Associate Professor and BS/IS Program Director Emily Knox has published a paper, "Silencing Stories: Challenges to Diverse Books," in The International Journal of Information, Diversity, & Inclusion (IJIDI). According to Knox, over the past few years, there have been an increasing number of diverse books on the Most Challenged Books List from the American Library Association (ALA) Office for Intellectual Freedom. Her latest work expands on a previous discourse analysis of censorship on challenges to diverse books through more robust analysis of the challenge cases.
"I completed this research in order to explore the arguments that people make to justify removing or restricting these books that are so important for understanding what it means to be human," Knox said. "Not surprisingly, there are many similarities with these justifications."
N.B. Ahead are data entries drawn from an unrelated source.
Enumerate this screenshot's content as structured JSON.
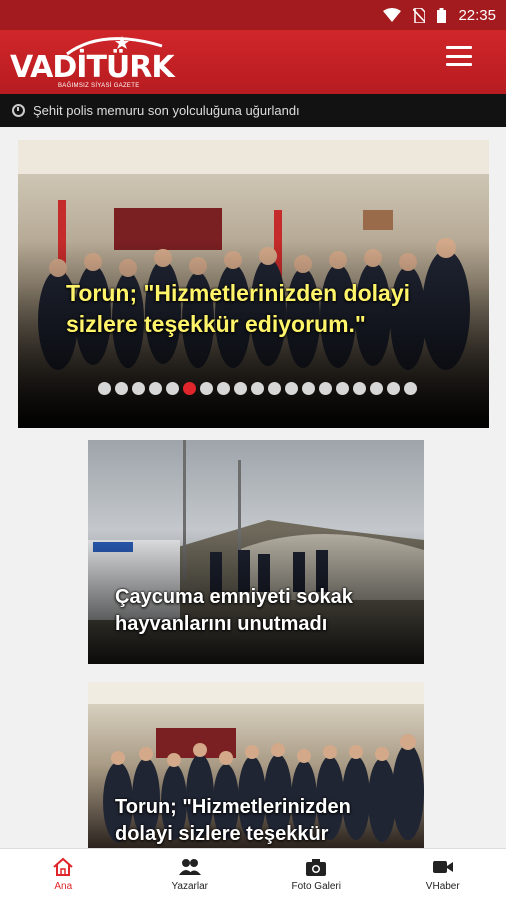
{
  "status_bar": {
    "time": "22:35",
    "icons": [
      "wifi-icon",
      "no-sim-icon",
      "battery-icon"
    ]
  },
  "header": {
    "logo_text": "VADİTÜRK",
    "logo_subtitle": "BAĞIMSIZ SİYASİ GAZETE",
    "menu_icon": "hamburger-icon"
  },
  "ticker": {
    "icon": "clock-icon",
    "text": "Şehit polis memuru son yolculuğuna uğurlandı"
  },
  "slider": {
    "headline": "Torun; \"Hizmetlerinizden dolayi sizlere teşekkür ediyorum.\"",
    "dot_count": 19,
    "active_dot": 5
  },
  "cards": [
    {
      "headline": "Çaycuma emniyeti sokak hayvanlarını unutmadı"
    },
    {
      "headline": "Torun; \"Hizmetlerinizden dolayi sizlere teşekkür"
    }
  ],
  "bottom_nav": [
    {
      "label": "Ana",
      "icon": "home-icon",
      "active": true
    },
    {
      "label": "Yazarlar",
      "icon": "people-icon",
      "active": false
    },
    {
      "label": "Foto Galeri",
      "icon": "camera-icon",
      "active": false
    },
    {
      "label": "VHaber",
      "icon": "video-camera-icon",
      "active": false
    }
  ],
  "colors": {
    "brand_red": "#d0262a",
    "accent_yellow": "#fff46a",
    "active_nav": "#e0262b"
  }
}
The paper focuses on common themes found in the arguments that book challengers give for the redaction, restriction, relocation, and removal of diverse titles in and from school curricula, school libraries, and public library collections in the U.S. It concludes with recommendations for protecting access to diverse books in public libraries and schools.
Knox's research interests include information access, intellectual freedom and censorship, information ethics, information policy, and the intersection of print culture and reading practices. At the iSchool, she teaches a course on intellectual freedom and censorship and a course on information ethics. Her books include Book Banning in 21st Century America, Document Delivery and Interlibrary Loan on a Shoestring, and Foundations of Information Ethics, which she co-edited with John T. F. Burgess.
Knox received her PhD from the School of Communication and Information at Rutgers University and her MS from the iSchool at Illinois. She also holds a BA in religious studies from Smith College and an AM in the same field from The University of Chicago Divinity School.